The first group that can be considered a virtual band is Alvin and the Chipmunks, created by Ross Bagdasarian Sr., who used the stage name David Seville. In the holiday season of 1958, he released the wildly popular “The Chipmunk Song (Christmas Don’t Be Late),” featuring Seville and his three fictional rodent companions: Alvin, Simon, and Theodore. Bagdasarian sped up recordings of his own voice to create the distinctive high-pitched voices of the chipmunks. After the success of “The Chipmunk Song,” which won Bagdasarian two Grammy Awards, Alvin and the Chipmunks released several more singles and albums, began appearing in comic books in 1959, and had their first animated TV show, The Alvin Show, in 1961.

More virtual musicians from TV cartoons followed in the next few decades. The Archies, made up of the main characters from the Archie comics universe, debuted in 1968 with The Archie Show. The music was made by real-life studio musicians, but “performed” by Archie, Reggie, Jughead, Veronica, and Betty. Their song “Sugar, Sugar” became the Billboard Hot 100 top track of 1969.

After the Archies, other TV shows that featured fictional bands started popping up, like Josie and the Pussycats (1970–71) and Butch Cassidy and the Sundance Kids (1973) from animation studio Hanna-Barbera Productions (the studio behind cartoons like The Flintstones and Scooby-Doo). None of these cartoons quite reached the popularity of the Archies, but shows following the adventures of fictional musicians still appear—like Adult Swim show Metalocalypse (2006–13), featuring metal group Dethklok. Dethklok has released four studio albums, and the real musicians behind the songs have also gone on tour.
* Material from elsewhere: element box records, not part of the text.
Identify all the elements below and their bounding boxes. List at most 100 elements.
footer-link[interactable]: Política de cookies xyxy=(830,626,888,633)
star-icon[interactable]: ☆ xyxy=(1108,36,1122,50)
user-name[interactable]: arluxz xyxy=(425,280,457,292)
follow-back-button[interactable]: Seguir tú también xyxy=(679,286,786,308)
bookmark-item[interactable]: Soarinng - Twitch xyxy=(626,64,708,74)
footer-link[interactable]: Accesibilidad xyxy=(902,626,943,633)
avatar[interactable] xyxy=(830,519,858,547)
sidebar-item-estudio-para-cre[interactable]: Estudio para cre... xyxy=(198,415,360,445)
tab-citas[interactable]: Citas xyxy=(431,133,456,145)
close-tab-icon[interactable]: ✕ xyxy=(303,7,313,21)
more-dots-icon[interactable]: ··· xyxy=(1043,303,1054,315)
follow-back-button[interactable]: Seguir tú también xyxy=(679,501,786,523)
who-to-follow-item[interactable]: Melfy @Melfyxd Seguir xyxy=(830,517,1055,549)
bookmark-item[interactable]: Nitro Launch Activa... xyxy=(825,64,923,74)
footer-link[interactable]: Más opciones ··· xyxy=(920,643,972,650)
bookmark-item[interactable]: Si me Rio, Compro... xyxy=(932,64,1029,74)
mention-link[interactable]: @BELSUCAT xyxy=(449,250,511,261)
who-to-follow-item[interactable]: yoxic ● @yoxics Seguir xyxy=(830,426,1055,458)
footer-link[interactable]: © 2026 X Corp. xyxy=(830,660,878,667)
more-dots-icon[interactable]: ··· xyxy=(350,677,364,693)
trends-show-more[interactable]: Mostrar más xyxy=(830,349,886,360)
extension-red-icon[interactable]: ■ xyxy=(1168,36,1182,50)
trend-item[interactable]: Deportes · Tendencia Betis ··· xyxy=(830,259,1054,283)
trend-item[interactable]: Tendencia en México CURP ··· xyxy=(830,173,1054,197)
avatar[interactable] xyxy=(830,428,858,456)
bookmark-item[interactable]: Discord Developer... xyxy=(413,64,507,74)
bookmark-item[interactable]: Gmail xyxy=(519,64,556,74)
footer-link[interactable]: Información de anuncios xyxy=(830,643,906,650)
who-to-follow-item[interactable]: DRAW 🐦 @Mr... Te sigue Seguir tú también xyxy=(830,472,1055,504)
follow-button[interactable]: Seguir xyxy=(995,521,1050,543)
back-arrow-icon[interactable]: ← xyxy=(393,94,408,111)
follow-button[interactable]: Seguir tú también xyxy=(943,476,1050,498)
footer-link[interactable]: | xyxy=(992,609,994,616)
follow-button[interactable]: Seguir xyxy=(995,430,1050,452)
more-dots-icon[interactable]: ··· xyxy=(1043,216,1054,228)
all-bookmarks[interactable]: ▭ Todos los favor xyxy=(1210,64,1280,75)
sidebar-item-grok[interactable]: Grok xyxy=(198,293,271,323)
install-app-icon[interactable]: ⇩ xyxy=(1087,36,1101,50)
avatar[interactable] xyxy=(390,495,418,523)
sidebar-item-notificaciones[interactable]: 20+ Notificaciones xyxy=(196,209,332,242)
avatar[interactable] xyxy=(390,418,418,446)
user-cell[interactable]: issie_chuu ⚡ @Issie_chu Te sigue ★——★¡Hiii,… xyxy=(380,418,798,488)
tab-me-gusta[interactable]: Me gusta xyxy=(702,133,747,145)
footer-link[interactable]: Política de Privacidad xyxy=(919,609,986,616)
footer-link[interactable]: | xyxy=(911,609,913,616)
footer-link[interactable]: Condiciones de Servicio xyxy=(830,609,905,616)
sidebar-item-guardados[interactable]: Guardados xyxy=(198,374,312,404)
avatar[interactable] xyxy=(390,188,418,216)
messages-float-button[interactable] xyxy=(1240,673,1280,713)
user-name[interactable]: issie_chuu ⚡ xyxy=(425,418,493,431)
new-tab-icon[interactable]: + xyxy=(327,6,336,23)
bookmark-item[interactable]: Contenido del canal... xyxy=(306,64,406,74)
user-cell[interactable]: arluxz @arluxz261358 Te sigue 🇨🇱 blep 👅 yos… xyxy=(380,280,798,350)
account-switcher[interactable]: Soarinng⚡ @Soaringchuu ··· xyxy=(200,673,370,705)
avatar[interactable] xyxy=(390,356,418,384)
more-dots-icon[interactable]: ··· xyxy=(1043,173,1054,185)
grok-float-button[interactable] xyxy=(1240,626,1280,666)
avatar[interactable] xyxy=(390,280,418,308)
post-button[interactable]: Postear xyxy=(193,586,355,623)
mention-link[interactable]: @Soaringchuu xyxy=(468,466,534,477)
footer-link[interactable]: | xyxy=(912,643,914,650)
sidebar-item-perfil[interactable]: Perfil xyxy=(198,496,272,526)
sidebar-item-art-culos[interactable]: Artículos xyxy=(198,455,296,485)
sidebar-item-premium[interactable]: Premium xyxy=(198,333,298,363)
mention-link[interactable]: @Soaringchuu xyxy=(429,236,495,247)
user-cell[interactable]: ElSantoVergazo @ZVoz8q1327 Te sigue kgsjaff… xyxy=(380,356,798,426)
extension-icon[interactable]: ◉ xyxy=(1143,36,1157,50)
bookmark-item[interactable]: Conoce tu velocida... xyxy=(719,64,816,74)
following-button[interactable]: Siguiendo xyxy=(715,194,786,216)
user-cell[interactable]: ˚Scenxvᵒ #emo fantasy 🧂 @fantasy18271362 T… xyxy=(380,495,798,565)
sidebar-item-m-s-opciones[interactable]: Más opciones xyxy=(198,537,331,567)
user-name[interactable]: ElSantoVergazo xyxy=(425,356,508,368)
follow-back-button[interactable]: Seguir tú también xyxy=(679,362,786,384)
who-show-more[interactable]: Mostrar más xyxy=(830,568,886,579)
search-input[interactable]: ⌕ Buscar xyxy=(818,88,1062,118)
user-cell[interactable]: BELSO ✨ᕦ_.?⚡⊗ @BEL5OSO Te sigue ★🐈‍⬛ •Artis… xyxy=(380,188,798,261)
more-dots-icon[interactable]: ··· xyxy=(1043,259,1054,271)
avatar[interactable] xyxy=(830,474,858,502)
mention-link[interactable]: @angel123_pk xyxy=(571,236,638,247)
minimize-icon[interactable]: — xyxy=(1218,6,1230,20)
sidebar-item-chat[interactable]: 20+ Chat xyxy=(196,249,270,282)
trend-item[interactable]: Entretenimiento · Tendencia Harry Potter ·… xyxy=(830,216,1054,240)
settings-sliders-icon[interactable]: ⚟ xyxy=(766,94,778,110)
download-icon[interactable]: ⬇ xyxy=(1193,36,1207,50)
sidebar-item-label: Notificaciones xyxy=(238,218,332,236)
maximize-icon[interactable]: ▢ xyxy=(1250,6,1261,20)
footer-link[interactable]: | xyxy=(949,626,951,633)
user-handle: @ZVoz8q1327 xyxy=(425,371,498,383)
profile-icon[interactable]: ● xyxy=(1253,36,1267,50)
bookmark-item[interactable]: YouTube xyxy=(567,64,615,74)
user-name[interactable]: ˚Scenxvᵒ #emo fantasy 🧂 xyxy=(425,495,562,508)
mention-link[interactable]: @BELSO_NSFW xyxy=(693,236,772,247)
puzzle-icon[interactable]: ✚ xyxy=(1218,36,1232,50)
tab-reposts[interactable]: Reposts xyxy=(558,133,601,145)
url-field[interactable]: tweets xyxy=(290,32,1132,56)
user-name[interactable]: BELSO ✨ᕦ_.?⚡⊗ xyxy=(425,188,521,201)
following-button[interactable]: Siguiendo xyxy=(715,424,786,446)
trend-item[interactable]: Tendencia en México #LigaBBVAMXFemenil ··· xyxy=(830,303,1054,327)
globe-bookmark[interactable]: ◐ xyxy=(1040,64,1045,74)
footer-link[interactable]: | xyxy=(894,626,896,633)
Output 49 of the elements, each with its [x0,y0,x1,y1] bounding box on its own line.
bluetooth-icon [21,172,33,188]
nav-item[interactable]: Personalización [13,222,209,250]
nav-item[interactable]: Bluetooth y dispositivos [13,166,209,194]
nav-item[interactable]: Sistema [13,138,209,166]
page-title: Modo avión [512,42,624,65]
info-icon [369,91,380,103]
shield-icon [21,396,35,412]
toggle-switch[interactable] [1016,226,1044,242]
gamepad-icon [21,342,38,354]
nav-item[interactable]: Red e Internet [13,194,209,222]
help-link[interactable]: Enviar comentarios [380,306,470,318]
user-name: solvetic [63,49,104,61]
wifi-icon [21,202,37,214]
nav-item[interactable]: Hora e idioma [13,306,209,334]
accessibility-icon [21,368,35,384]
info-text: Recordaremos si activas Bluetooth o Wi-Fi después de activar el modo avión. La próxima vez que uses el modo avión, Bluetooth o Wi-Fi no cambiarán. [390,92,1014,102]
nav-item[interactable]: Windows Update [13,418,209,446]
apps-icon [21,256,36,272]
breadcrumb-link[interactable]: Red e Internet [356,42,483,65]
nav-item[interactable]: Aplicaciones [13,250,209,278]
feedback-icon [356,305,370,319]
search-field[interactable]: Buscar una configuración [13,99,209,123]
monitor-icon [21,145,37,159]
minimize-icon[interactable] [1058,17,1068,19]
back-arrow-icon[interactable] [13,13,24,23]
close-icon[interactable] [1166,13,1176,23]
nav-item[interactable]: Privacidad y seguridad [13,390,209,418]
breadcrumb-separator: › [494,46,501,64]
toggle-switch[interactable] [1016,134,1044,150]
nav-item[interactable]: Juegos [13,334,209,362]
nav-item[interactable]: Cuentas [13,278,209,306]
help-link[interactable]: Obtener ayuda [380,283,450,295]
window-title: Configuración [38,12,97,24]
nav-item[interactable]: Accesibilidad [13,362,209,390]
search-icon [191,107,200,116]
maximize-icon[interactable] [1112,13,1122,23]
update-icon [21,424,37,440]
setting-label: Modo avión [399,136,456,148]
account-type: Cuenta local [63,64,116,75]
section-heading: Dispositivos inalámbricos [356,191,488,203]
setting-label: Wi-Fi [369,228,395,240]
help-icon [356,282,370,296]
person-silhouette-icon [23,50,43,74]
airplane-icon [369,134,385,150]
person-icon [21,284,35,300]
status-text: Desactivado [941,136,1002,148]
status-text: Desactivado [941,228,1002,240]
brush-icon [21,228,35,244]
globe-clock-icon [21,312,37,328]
But probably the most obvious and successful virtual band is one that wasn’t created for a TV show. Gorillaz were formed in the late ’90s by British musician Damon Albarn and comic book artist Jamie Hewlett. According to an interview with Wired Magazine, the duo created the band as a comment on the emptiness that they saw on MTV. (There’s also a very detailed backstory on the band’s four virtual members 2-D, Murdoc, Russel, and Noodle.) Since 2001, Gorillaz have been producing alt-rock hits like “Clint Eastwood” and “Feel Good Inc.,” with music made by Albarn and many guest musicians. They’ve gone on plenty of tours and put on concerts, some of which have live musicians playing in front of projector screens showing graphics created by Hewlett, and some of which show the band members as holographic projections. Gorillaz also hold the Guinness World Record for Most Successful Virtual Band.

And sometimes there aren’t even real musicians directly behind virtual artists. That’s the case for Hatsune Miku, a mascot for the Japanese Vocaloid software. Vocaloid is a kind of singing voice synthesizer where a user inputs lyrics and a melody, and pre-recorded vocals are used to “sing” the music—basically, you put in a song, and Miku sings it. First released with the Vocaloid 2 software in 2007, she has since been featured in her own anime and manga, video games, and has done numerous “live” concerts around the world as a singing, dancing projection, drawing massive crowds. Miku has tens if not hundreds of thousands of user-created songs to her name, and she was even an opening act for Lady Gaga’s ArtRave tour in 2014.

Virtual bands are the curious confluence of virtual reality and celebrity culture. Maybe next we can just be virtual listeners, too.